According to Business Insider, there have been fewer orders from retail stores for Nike, resulting in a larger amount of their inventory that would need to be sold fast as stated on the company’s most recent quarterly report. This moment of weakness from the company that soared as high as the likes of Michael Jordan thanks to the Nike Air Jordan footwear, has invited a big push from two other major sporting labels in a bid to dethrone the king as it were. Who are these upstarts then?
These are none other than similarly long-running German brand Adidas and a younger American competitor, Under Armor from Baltimore. With an upsurge in introducing new products and expanding into new categories of the wide-variety sportswear world, both Under Armor and Adidas are beginning to wear away at the former lion’s share of Nike in the sales of shoes and athletic apparel. It’s that bad; Nike is on unsteady footing at the top of the sportswear heap.
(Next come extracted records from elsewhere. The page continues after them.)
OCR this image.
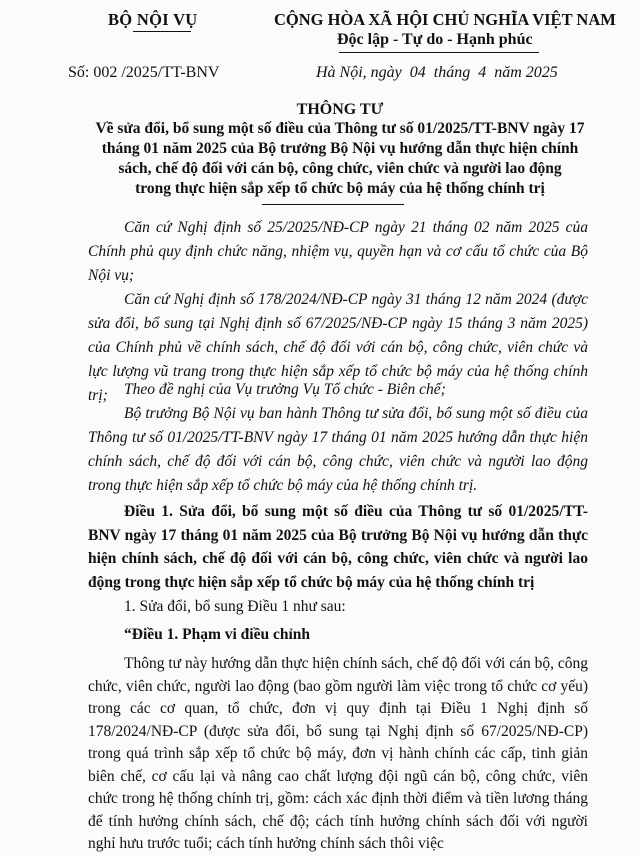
BỘ NỘI VỤ	CỘNG HÒA XÃ HỘI CHỦ NGHĨA VIỆT NAM
Độc lập - Tự do - Hạnh phúc
Số: 002 /2025/TT-BNV	Hà Nội, ngày  04  tháng  4  năm 2025
THÔNG TƯ
Về sửa đổi, bổ sung một số điều của Thông tư số 01/2025/TT-BNV ngày 17
tháng 01 năm 2025 của Bộ trưởng Bộ Nội vụ hướng dẫn thực hiện chính
sách, chế độ đối với cán bộ, công chức, viên chức và người lao động
trong thực hiện sắp xếp tổ chức bộ máy của hệ thống chính trị
Căn cứ Nghị định số 25/2025/NĐ-CP ngày 21 tháng 02 năm 2025 của Chính phủ quy định chức năng, nhiệm vụ, quyền hạn và cơ cấu tổ chức của Bộ Nội vụ;
Căn cứ Nghị định số 178/2024/NĐ-CP ngày 31 tháng 12 năm 2024 (được sửa đổi, bổ sung tại Nghị định số 67/2025/NĐ-CP ngày 15 tháng 3 năm 2025) của Chính phủ về chính sách, chế độ đối với cán bộ, công chức, viên chức và lực lượng vũ trang trong thực hiện sắp xếp tổ chức bộ máy của hệ thống chính trị;	Theo đề nghị của Vụ trưởng Vụ Tổ chức - Biên chế;
Bộ trưởng Bộ Nội vụ ban hành Thông tư sửa đổi, bổ sung một số điều của Thông tư số 01/2025/TT-BNV ngày 17 tháng 01 năm 2025 hướng dẫn thực hiện chính sách, chế độ đối với cán bộ, công chức, viên chức và người lao động trong thực hiện sắp xếp tổ chức bộ máy của hệ thống chính trị.
Điều 1. Sửa đổi, bổ sung một số điều của Thông tư số 01/2025/TT-BNV ngày 17 tháng 01 năm 2025 của Bộ trưởng Bộ Nội vụ hướng dẫn thực hiện chính sách, chế độ đối với cán bộ, công chức, viên chức và người lao động trong thực hiện sắp xếp tổ chức bộ máy của hệ thống chính trị
1. Sửa đổi, bổ sung Điều 1 như sau:
“Điều 1. Phạm vi điều chỉnh
Thông tư này hướng dẫn thực hiện chính sách, chế độ đối với cán bộ, công chức, viên chức, người lao động (bao gồm người làm việc trong tổ chức cơ yếu) trong các cơ quan, tổ chức, đơn vị quy định tại Điều 1 Nghị định số 178/2024/NĐ-CP (được sửa đổi, bổ sung tại Nghị định số 67/2025/NĐ-CP) trong quá trình sắp xếp tổ chức bộ máy, đơn vị hành chính các cấp, tinh giản biên chế, cơ cấu lại và nâng cao chất lượng đội ngũ cán bộ, công chức, viên chức trong hệ thống chính trị, gồm: cách xác định thời điểm và tiền lương tháng để tính hưởng chính sách, chế độ; cách tính hưởng chính sách đối với người nghỉ hưu trước tuổi; cách tính hưởng chính sách thôi việc
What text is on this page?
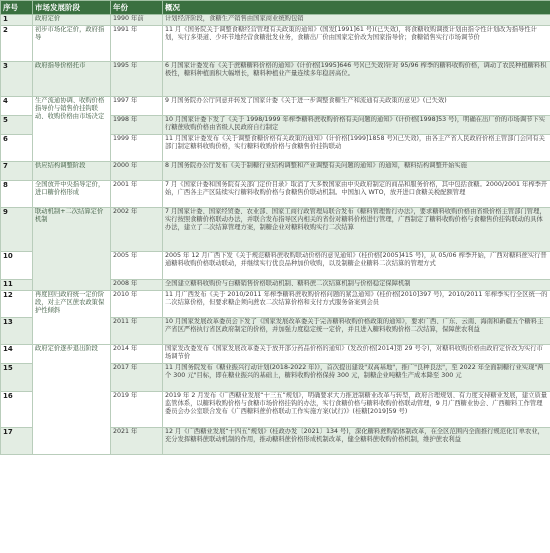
序号	市场发展阶段	年份	概况
1	政府定价	1990 年前	计划经济阶段，食糖生产销售由国家商业统购包销
2	初步市场化定价，政府指导	1991 年	11 月《国务院关于调整食糖经营管理有关政策的通知》(国发[1991]61 号)(已失效)，将食糖收购调拨计划由指令性计划改为指导性计划，实行多渠道、少环节地经营食糖批发业务，食糖出厂价由国家定价改为国家指导价；食糖销售实行市场调节价
3	政府指导价格托市	1995 年	6 月国家计委发布《关于蔗糖糖料价格的通知》(计价格[1995]646 号)(已失效)针对 95/96 榨季的糖料收购价格，调动了农民种植糖料积极性，糖料种植面积大幅增长，糖料种植业产量连续多年稳居高位。
4	生产流通协调、收购价格指导价与销售价挂钩联动、收购价格由市场决定	1997 年	9 月国务院办公厅同意并转发了国家计委《关于进一步调整食糖生产和流通有关政策的意见》(已失效)
5		1998 年	10 月国家计委下发了《关于 1998/1999 年榨季糖料蔗收购价格有关问题的通知》(计价格[1998]53 号)，明确在出厂价的市场调节下实行糖蔗收购价格由省级人民政府自行制定
6		1999 年	11 月国家计委发布《关于调整食糖价格有关政策的通知》(计价格[1999]1858 号)(已失效)，由各主产省人民政府价格主管部门会同有关部门制定糖料收购价格，实行糖料收购价格与食糖售价挂钩联动
7	供应结构调整阶段	2000 年	8 月国务院办公厅发布《关于制糖行业结构调整和产业调整有关问题的通知》的通知，糖料结构调整开始实施
8	全国放开中央指导定价，进口糖价格形成	2001 年	7 月《国家计委和国务院有关部门定价目录》取消了大多数国家由中央政府制定的商品和服务价格，其中包括食糖。2000/2001 年榨季开始，广西各主产区陆续实行糖料收购价格与食糖售价联动机制。中国加入 WTO，放开进口食糖关税配额管理
9	联动机制+二次结算定价机制	2002 年	7 月国家计委、国家经贸委、农业部、国家工商行政管理局联合发布《糖料管理暂行办法》，要求糖料收购价格由省级价格主管部门管理，实行按照食糖价格联动办法，并联合发布指导区内相关的省份对糖料价格进行管理，广西制定了糖料收购价格与食糖售价挂钩联动的具体办法，建立了二次结算管理方案，制糖企业对糖料收购实行二次结算
10		2005 年	2005 年 12 月广西下发《关于规范糖料蔗收购联动价格的意见通知》(桂价格[2005]415 号)，从 05/06 榨季开始，广西对糖料蔗实行普通糖料收购价格联动联动，并继续实行优良品种加价收购，以及制糖企业糖料二次结算的管理方式
11		2008 年	全国建立糖料收购价与白糖销售价格联动机制、糖料蔗二次结算机制与价格稳定保障机制
12	再度回归政府统一定价阶段，对主产区蔗农政策保护性倾斜	2010 年	11 月广西发布《关于 2010/2011 年榨季糖料蔗收购价格问题的紧急通知》(桂价格[2010]397 号)，2010/2011 年榨季实行全区统一的二次结算价格，但要求糖企须向蔗农二次结算价格和支付方式服务备案到会员
13		2011 年	10 月国家发展改革委员会下发了《国家发展改革委关于完善糖料收购价格政策的通知》，要求广西、广东、云南、海南和新疆五个糖料主产省区严格执行省区政府制定的价格，并加强力度稳定统一定价，并且进入糖料收购价格二次结算，保障蔗农利益
14	政府定价逐步退出阶段	2014 年	国家发改委发布《国家发展改革委关于放开部分药品价格的通知》(发改价格[2014]第 29 号令)，对糖料收购价格由政府定价改为实行市场调节价
15		2017 年	11 月国务院发布《糖业振兴行动计划(2018-2022 年)》，首次提出建设"双高基地"，推广"良种良法"，至 2022 年全面制糖行业实现"两个 300 元"目标，即在糖业振兴的基础上，糖料收购价格保持 300 元，制糖企业吨糖生产成本降至 300 元
16		2019 年	2019 年 2 月发布《广西糖业发展“十三五”规划》，明确要求大力推进制糖业改革与转型，政府合理规划、有力度支持糖业发展，建立质量监管体系，以糖料收购价格与食糖市场价格挂钩的办法，实行食糖价格与糖料收购价格联动管理，9 月广西糖业协会、广西糖料工作管理委员会办公室联合发布《广西糖料蔗价格联动工作实施方案(试行)》(桂糖[2019]59 号)
17		2021 年	12 月《广西糖业发展“十四五”规划》(桂政办发〔2021〕134 号)，深化糖料蔗购销体制改革，在全区范围内全面推行规范化订单农业，充分发挥糖料蔗联动机制的作用，推动糖料蔗价格形成机制改革，健全糖料蔗收购价格机制，维护蔗农利益
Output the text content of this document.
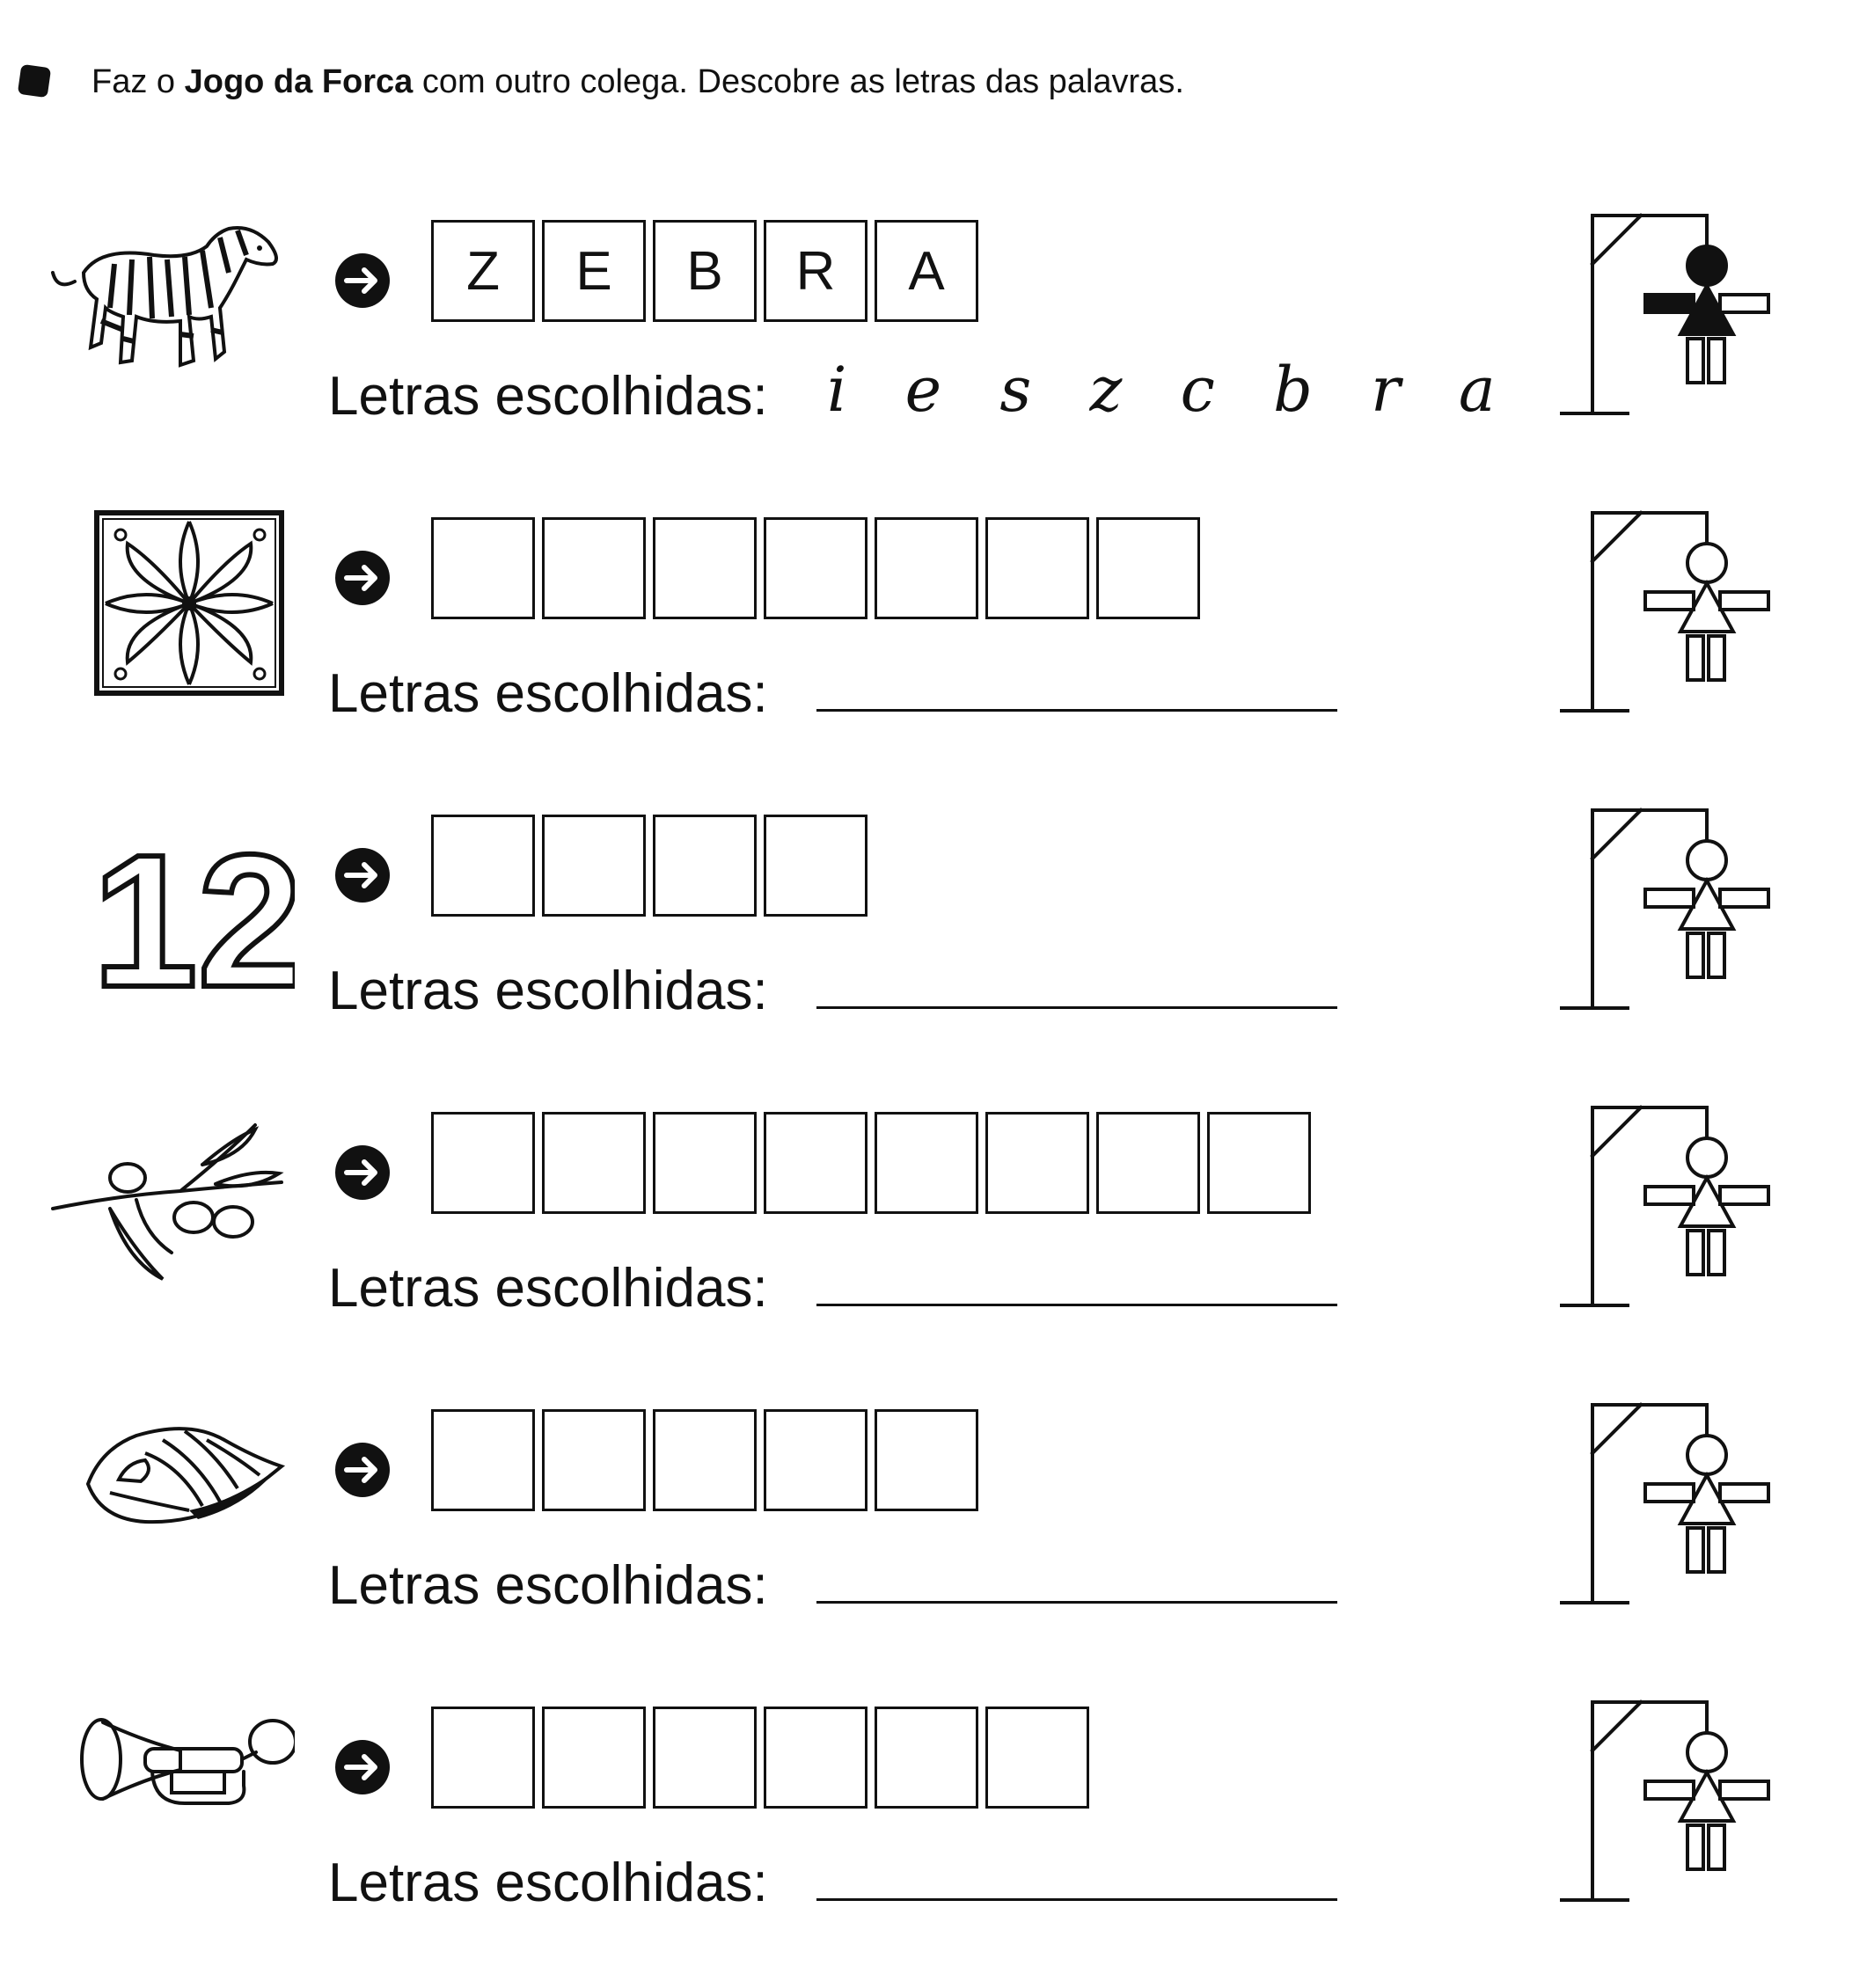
Faz o Jogo da Forca com outro colega. Descobre as letras das palavras.
Z	E	B	R	A
Letras escolhidas: i e s z c b r a
Letras escolhidas:
12 Letras escolhidas:
Letras escolhidas:
Letras escolhidas:
Letras escolhidas:
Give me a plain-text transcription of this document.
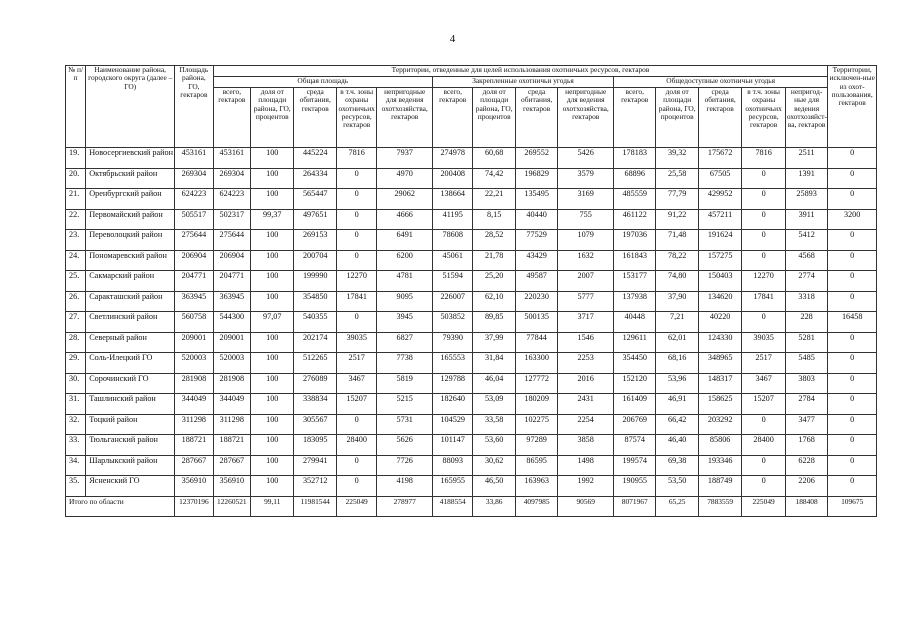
4
№ п/п	Наименование района, городского округа (далее – ГО)	Площадь района, ГО, гектаров	Территории, отведенные для целей использования охотничьих ресурсов, гектаров														Территории, исключен-ные из охот-пользования, гектаров
			Общая площадь					Закрепленные охотничьи угодья				Общедоступные охотничьи угодья					
			всего, гектаров	доля от площади района, ГО, процентов	среда обитания, гектаров	в т.ч. зоны охраны охотничьих ресурсов, гектаров	непригодные для ведения охотхозяйства, гектаров	всего, гектаров	доля от площади района, ГО, процентов	среда обитания, гектаров	непригодные для ведения охотхозяйства, гектаров	всего, гектаров	доля от площади района, ГО, процентов	среда обитания, гектаров	в т.ч. зоны охраны охотничьих ресурсов, гектаров	непригод-ные для ведения охотхозяйст-ва, гектаров	
19.	Новосергиевский район	453161	453161	100	445224	7816	7937	274978	60,68	269552	5426	178183	39,32	175672	7816	2511	0
20.	Октябрьский район	269304	269304	100	264334	0	4970	200408	74,42	196829	3579	68896	25,58	67505	0	1391	0
21.	Оренбургский район	624223	624223	100	565447	0	29062	138664	22,21	135495	3169	485559	77,79	429952	0	25893	0
22.	Первомайский район	505517	502317	99,37	497651	0	4666	41195	8,15	40440	755	461122	91,22	457211	0	3911	3200
23.	Переволоцкий район	275644	275644	100	269153	0	6491	78608	28,52	77529	1079	197036	71,48	191624	0	5412	0
24.	Пономаревский район	206904	206904	100	200704	0	6200	45061	21,78	43429	1632	161843	78,22	157275	0	4568	0
25.	Сакмарский район	204771	204771	100	199990	12270	4781	51594	25,20	49587	2007	153177	74,80	150403	12270	2774	0
26.	Саракташский район	363945	363945	100	354850	17841	9095	226007	62,10	220230	5777	137938	37,90	134620	17841	3318	0
27.	Светлинский район	560758	544300	97,07	540355	0	3945	503852	89,85	500135	3717	40448	7,21	40220	0	228	16458
28.	Северный район	209001	209001	100	202174	39035	6827	79390	37,99	77844	1546	129611	62,01	124330	39035	5281	0
29.	Соль-Илецкий ГО	520003	520003	100	512265	2517	7738	165553	31,84	163300	2253	354450	68,16	348965	2517	5485	0
30.	Сорочинский ГО	281908	281908	100	276089	3467	5819	129788	46,04	127772	2016	152120	53,96	148317	3467	3803	0
31.	Ташлинский район	344049	344049	100	338834	15207	5215	182640	53,09	180209	2431	161409	46,91	158625	15207	2784	0
32.	Тоцкий район	311298	311298	100	305567	0	5731	104529	33,58	102275	2254	206769	66,42	203292	0	3477	0
33.	Тюльганский район	188721	188721	100	183095	28400	5626	101147	53,60	97289	3858	87574	46,40	85806	28400	1768	0
34.	Шарлыкский район	287667	287667	100	279941	0	7726	88093	30,62	86595	1498	199574	69,38	193346	0	6228	0
35.	Ясненский ГО	356910	356910	100	352712	0	4198	165955	46,50	163963	1992	190955	53,50	188749	0	2206	0
Итого по области		12370196	12260521	99,11	11981544	225049	278977	4188554	33,86	4097985	90569	8071967	65,25	7883559	225049	188408	109675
But which of the two brands have it to be most likely to toppled Nike in a golden opportunity? Looking at what each competing company has got, Under Armor has been enjoying a respectable 30% growth for the past two years and has beaten profit expectations this year. In addition, the brand’s market is for the moment concentrated in the US, and its simplicity approach has clicked with a solid number of consumers. The fact that Steph Curry has his own Under Armor basketball shoe line now is a massive bonus.
As for Adidas, it’s got time and experience on its side. Their 2015 worldwide net revenue is $18 billion to UA’s $3.96 billion. In fact, they’ve surpassed UA to become second only to Nike in the US market as of last week, thanks to a renewed American focus apart from their primary European market.
They even have their own celebrity sneaker line bearing Kanye West’s name. I can’t help but say, “Now Kanye, I’m real happy for you, I’m a let you finish.”
So, who do you think has a shot at beating Nike at its own game? Or do they?